La difficoltà di fare una stima precisa degli effetti determinati dal nuovo Patto di stabilità è dovuta alle sue regole, la cui chiarezza è stata compromessa dalle difficili trattative intercorse fra i Paesi dell’Unione. A questo proposito sempre Bordignon su lavoce.info spiega: “Il sistema delle regole fiscali che emerge dalla contrattazione tra Paesi è molto più complicato di quello originariamente proposto dalla Commissione, per la sovrapposizione di vincoli e criteri diversi, non necessariamente coerenti tra di loro”. Un concetto che ribadisce anche Silvia Merler: “Sebbene la scelta di valutare la sostenibilità del debito in maniera contingente e individualizzata rappresenti un positivo allontanamento dal dogmatismo meccanico e verso un approccio attivo di gestione del rischio, la reintroduzione di soglie fisse sotto forma di “salvaguardie” del debito e del deficit reintroduce anche molta complessità”.

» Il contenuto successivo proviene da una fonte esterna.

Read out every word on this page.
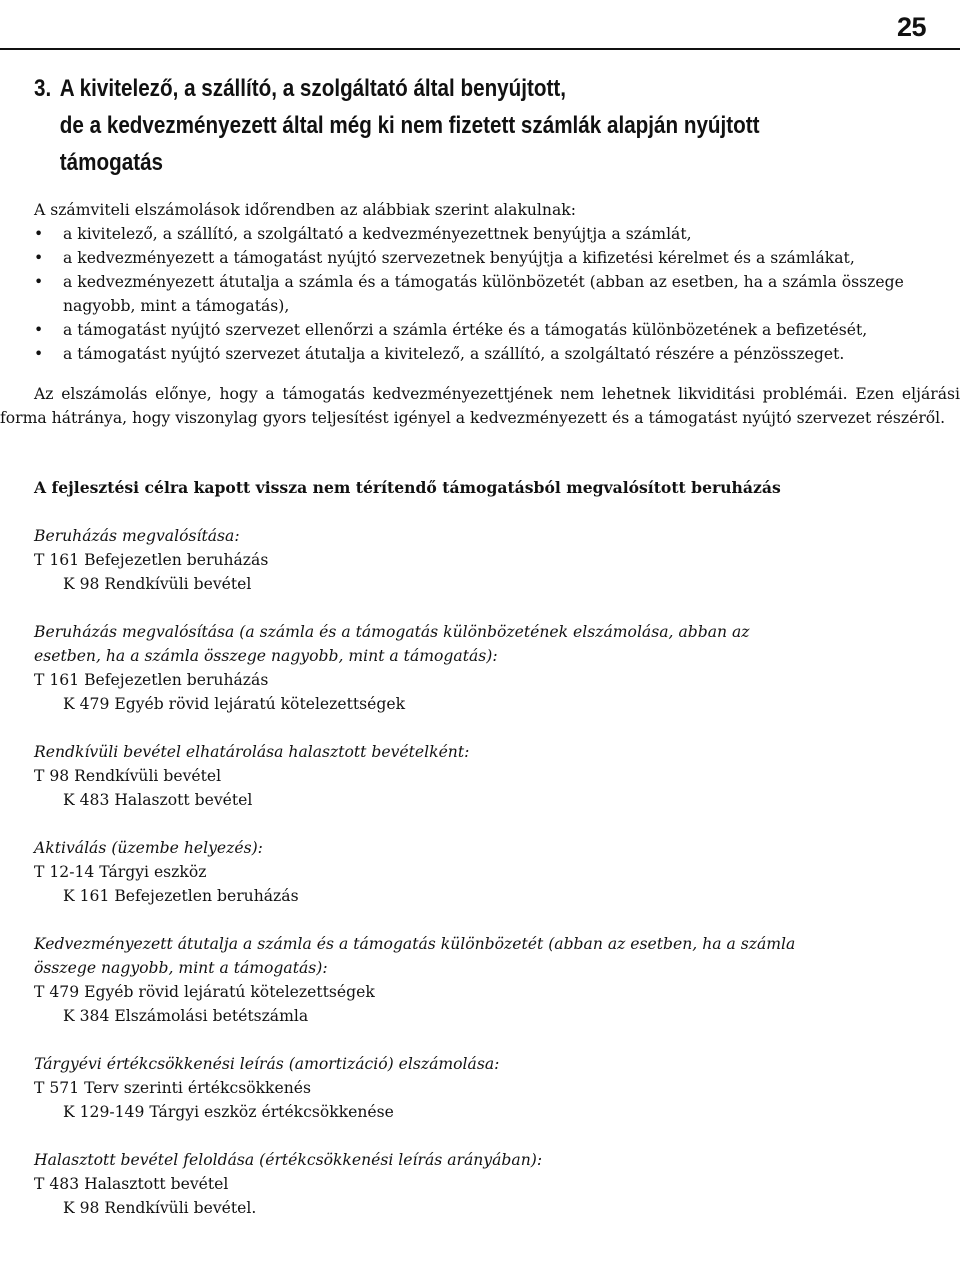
25
3. A kivitelező, a szállító, a szolgáltató által benyújtott,
de a kedvezményezett által még ki nem fizetett számlák alapján nyújtott
támogatás

A számviteli elszámolások időrendben az alábbiak szerint alakulnak:

• a kivitelező, a szállító, a szolgáltató a kedvezményezettnek benyújtja a számlát,
• a kedvezményezett a támogatást nyújtó szervezetnek benyújtja a kifizetési kérelmet és a számlákat,
• a kedvezményezett átutalja a számla és a támogatás különbözetét (abban az esetben, ha a számla összege nagyobb, mint a támogatás),
• a támogatást nyújtó szervezet ellenőrzi a számla értéke és a támogatás különbözetének a befizetését,
• a támogatást nyújtó szervezet átutalja a kivitelező, a szállító, a szolgáltató részére a pénzösszeget.

Az elszámolás előnye, hogy a támogatás kedvezményezettjének nem lehetnek likviditási problémái. Ezen eljárási forma hátránya, hogy viszonylag gyors teljesítést igényel a kedvezményezett és a támogatást nyújtó szervezet részéről.

A fejlesztési célra kapott vissza nem térítendő támogatásból megvalósított beruházás
Beruházás megvalósítása:
T 161 Befejezetlen beruházás
K 98 Rendkívüli bevétel
Beruházás megvalósítása (a számla és a támogatás különbözetének elszámolása, abban az esetben, ha a számla összege nagyobb, mint a támogatás):
T 161 Befejezetlen beruházás
K 479 Egyéb rövid lejáratú kötelezettségek
Rendkívüli bevétel elhatárolása halasztott bevételként:
T 98 Rendkívüli bevétel
K 483 Halaszott bevétel
Aktiválás (üzembe helyezés):
T 12-14 Tárgyi eszköz
K 161 Befejezetlen beruházás
Kedvezményezett átutalja a számla és a támogatás különbözetét (abban az esetben, ha a számla összege nagyobb, mint a támogatás):
T 479 Egyéb rövid lejáratú kötelezettségek
K 384 Elszámolási betétszámla
Tárgyévi értékcsökkenési leírás (amortizáció) elszámolása:
T 571 Terv szerinti értékcsökkenés
K 129-149 Tárgyi eszköz értékcsökkenése
Halasztott bevétel feloldása (értékcsökkenési leírás arányában):
T 483 Halasztott bevétel
K 98 Rendkívüli bevétel.
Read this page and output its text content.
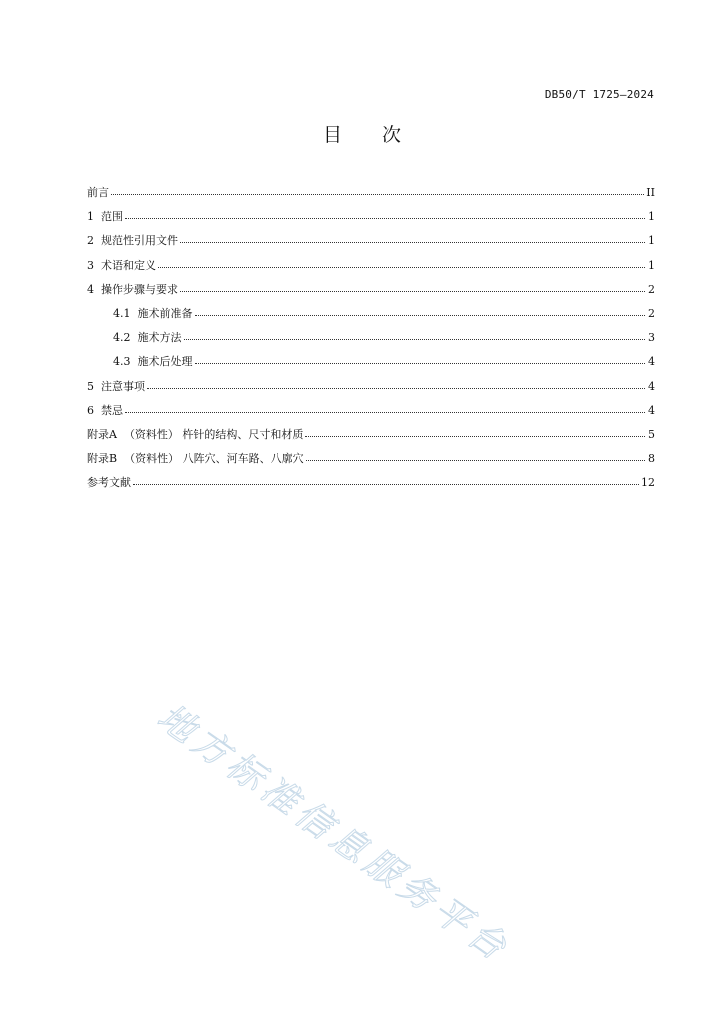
DB50/T 1725—2024
目 次
前言	II
1 范围	1
2 规范性引用文件	1
3 术语和定义	1
4 操作步骤与要求	2
4.1 施术前准备	2
4.2 施术方法	3
4.3 施术后处理	4
5 注意事项	4
6 禁忌	4
附录A （资料性） 杵针的结构、尺寸和材质	5
附录B （资料性） 八阵穴、河车路、八廓穴	8
参考文献	12
地方标准信息服务平台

È dunque fuorviante affermare, come si fa all’inizio dell’articolo pubblicato su l’Antidiplomatico, che con questo accordo il governo italiano abbia accettato tagli alla spesa pubblica prima di 20 e poi di 100 miliardi di euro l’anno. I numeri proposti, infatti, non solo non provengono da alcuna fonte ufficiale o autorevole, ma sarebbero delle stime. Fuorviante è anche accostare ai “tagli” del Patto gli interessi sul debito pubblico che l’Italia è tenuta a pagare, come viene fatto nel testo: “si tratterebbe di oltre 100 miliardi di euro di taglio della spesa pubblica tenendo conto degli interessi sul debito (86 miliardi di euro, il 4,2% del Pil, nel 2024). Scomputando il costo degli interessi, il taglio è di “soli” 20 miliardi di euro l’anno”, si legge nell’articolo. “(Riguardo all’ipotesi dei 100 miliardi l’anno a partire dal 2028), non penso che sia plausibile fare una stima così a lungo periodo, ci sono troppe variabili macroeconomiche da qui al 2028”, sottolinea Fabrizio Goria, “Un aggiustamento ci dovrà essere ma potrà essere negoziato sulla base della maggiore flessibilità del nuovo Patto.” 

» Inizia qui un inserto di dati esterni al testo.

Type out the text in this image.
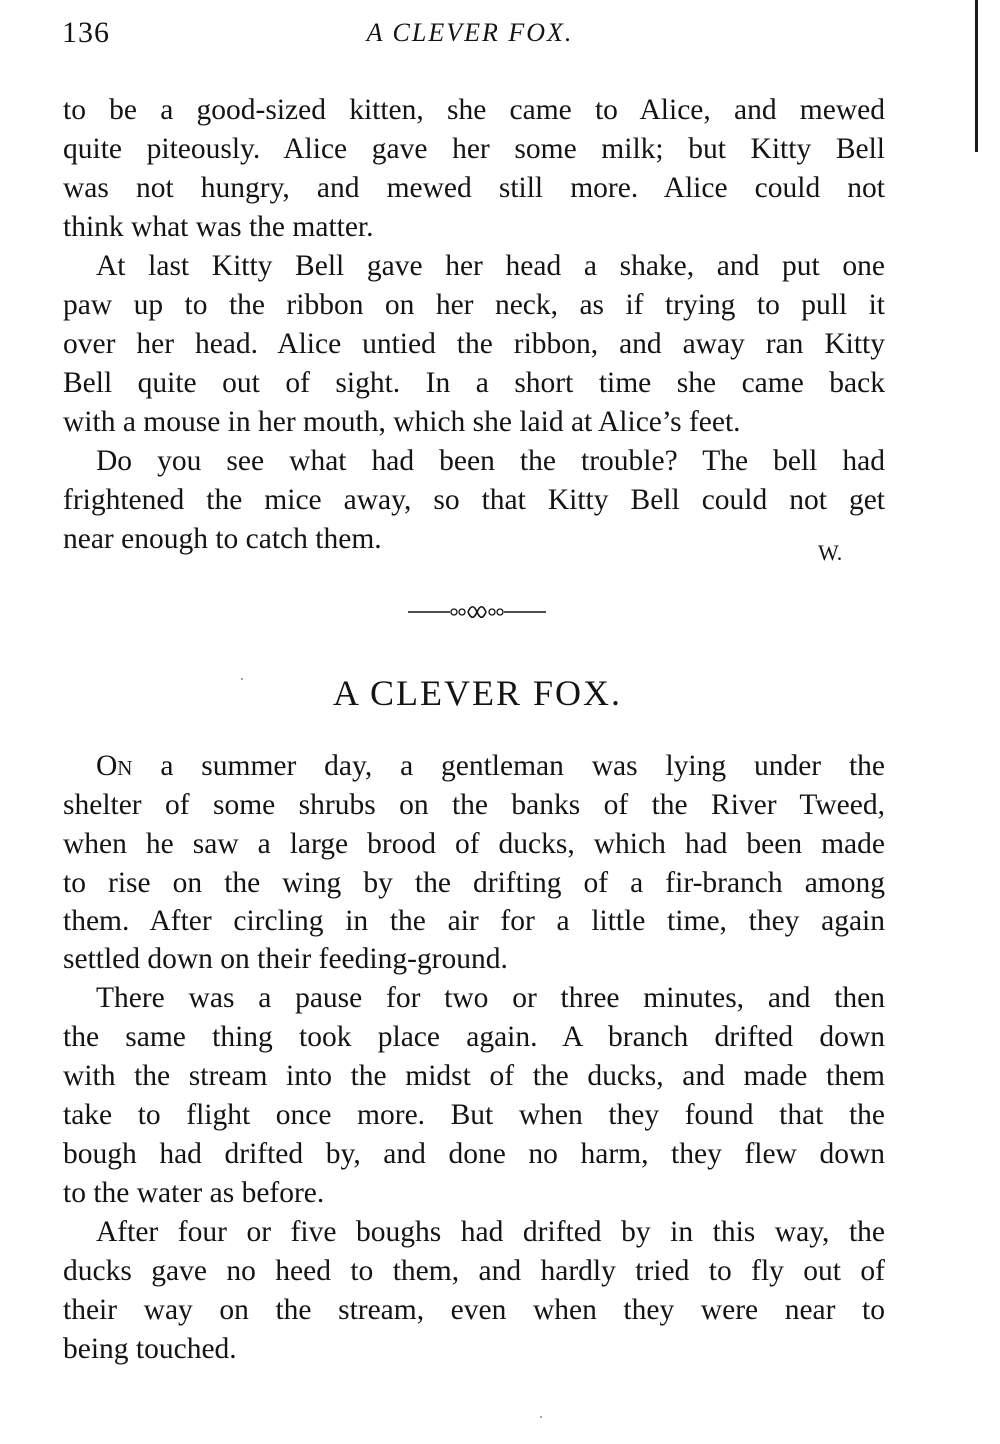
136	A CLEVER FOX.
to be a good-sized kitten, she came to Alice, and mewed
quite piteously. Alice gave her some milk; but Kitty Bell
was not hungry, and mewed still more. Alice could not
think what was the matter.
At last Kitty Bell gave her head a shake, and put one
paw up to the ribbon on her neck, as if trying to pull it
over her head. Alice untied the ribbon, and away ran Kitty
Bell quite out of sight. In a short time she came back
with a mouse in her mouth, which she laid at Alice’s feet.
Do you see what had been the trouble? The bell had
frightened the mice away, so that Kitty Bell could not get
near enough to catch them.	W.
A CLEVER FOX.
On a summer day, a gentleman was lying under the
shelter of some shrubs on the banks of the River Tweed,
when he saw a large brood of ducks, which had been made
to rise on the wing by the drifting of a fir-branch among
them. After circling in the air for a little time, they again
settled down on their feeding-ground.
There was a pause for two or three minutes, and then
the same thing took place again. A branch drifted down
with the stream into the midst of the ducks, and made them
take to flight once more. But when they found that the
bough had drifted by, and done no harm, they flew down
to the water as before.
After four or five boughs had drifted by in this way, the
ducks gave no heed to them, and hardly tried to fly out of
their way on the stream, even when they were near to
being touched.
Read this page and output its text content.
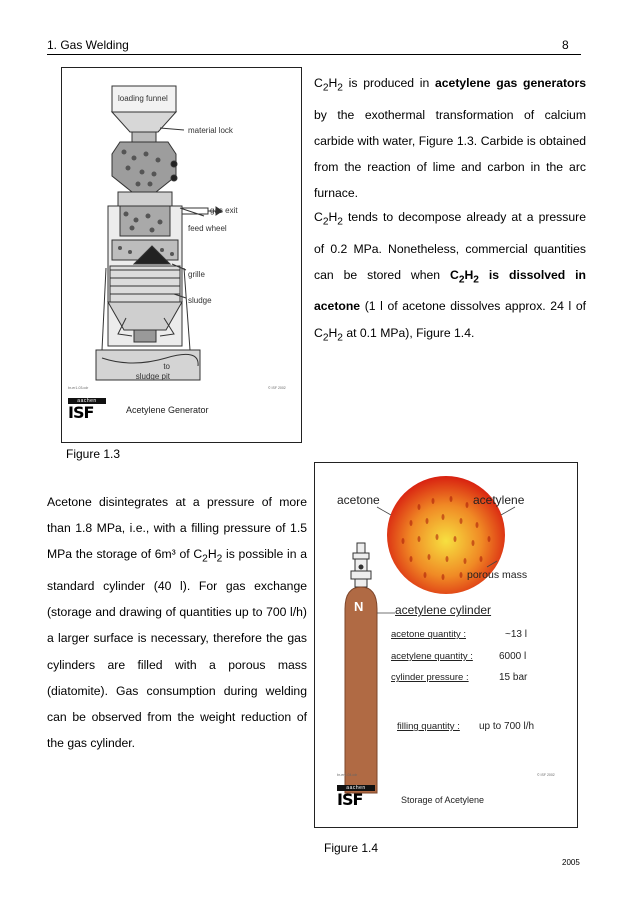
1. Gas Welding	8

$C_2H_2$ is produced in acetylene gas generators by the exothermal transformation of calcium carbide with water, Figure 1.3. Carbide is obtained from the reaction of lime and carbon in the arc furnace.

$C_2H_2$ tends to decompose already at a pressure of 0.2 MPa. Nonetheless, commercial quantities can be stored when $C_2H_2$ is dissolved in acetone (1 l of acetone dissolves approx. 24 l of $C_2H_2$ at 0.1 MPa), Figure 1.4.

Acetone disintegrates at a pressure of more than 1.8 MPa, i.e., with a filling pressure of 1.5 MPa the storage of 6m³ of $C_2H_2$ is possible in a standard cylinder (40 l). For gas exchange (storage and drawing of quantities up to 700 l/h) a larger surface is necessary, therefore the gas cylinders are filled with a porous mass (diatomite). Gas consumption during welding can be observed from the weight reduction of the gas cylinder.

loading funnel
material lock
gas exit
feed wheel
grille
sludge
to
sludge pit
br-er1-03.cdr	© ISF 2002
aachen
ISF	Acetylene Generator
Figure 1.3
acetone	acetylene
porous mass
N	acetylene cylinder
acetone quantity :	~13 l
acetylene quantity :	6000 l
cylinder pressure :	15 bar
filling quantity : up to 700 l/h
br-er1-04.cdr	© ISF 2002
aachen
ISF	Storage of Acetylene
Figure 1.4
2005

La debolezza dei dati presentati da l’Antidiplomatico si riflette anche sul giudizio complessivo che dà del nuovo Patto di stabilità, considerato peggiore rispetto al precedente a causa delle pressioni esercitate dalla Germania. Il think tank Bruegel, invece, scrive nella propria valutazione che “rappresenta un risultato ragionevole. In alcuni aspetti, migliora la proposta legislativa della Commissione Europea dell’aprile 2023. In altri aspetti, è peggiore. Rispetto alle attuali regole, tuttavia, è un grande passo avanti”. Dello stesso avviso è Paolo Gentiloni che al Corriere della Sera dice: «Il compromesso trovato nel Consiglio dei ministri finanziari dell’Unione europea non è il mio ideale, ma resta un passo avanti. È certamente diverso dalla proposta originaria della Commissione. Ma penso che l’Italia abbia fatto bene a sostenere il compromesso, tornare alle vecchie regole sarebbe stata una sconfitta per l’Unione Europea e per l’Italia». Simile anche il bilancio di Carlo Cottarelli, Direttore dell’Osservatorio sui Conti Pubblici Italiani, che in un’intervista del 23 dicembre su Huffpost sottolinea: “(Ciò che conta) è quanto il governo sarà capace di dimostrare la credibilità del percorso di crescita indicato per i prossimi tre anni sul quale nel negoziato con la Commissione europea sarà costruita la traiettoria di rientro. L’aggiustamento del deficit sarà basato su questo: se poi la crescita è più bassa gli obiettivi di deficit saranno automaticamente aggiustati”.

In conclusione, in base ai documenti pubblicati dal Consiglio dell’UE e dalle dichiarazioni ufficiali, non è possibile stabilire con certezza l’impatto annuale in miliardi di euro che l’accordo siglato a dicembre avrà sul bilancio dell’Italia nei prossimi 8 anni. Si può, invece, far riferimento ai parametri stabiliti dal nuovo Patto e alle proiezioni elaborate dal think tank Bruegel che, seppur autorevoli, restano però nel campo delle ipotesi.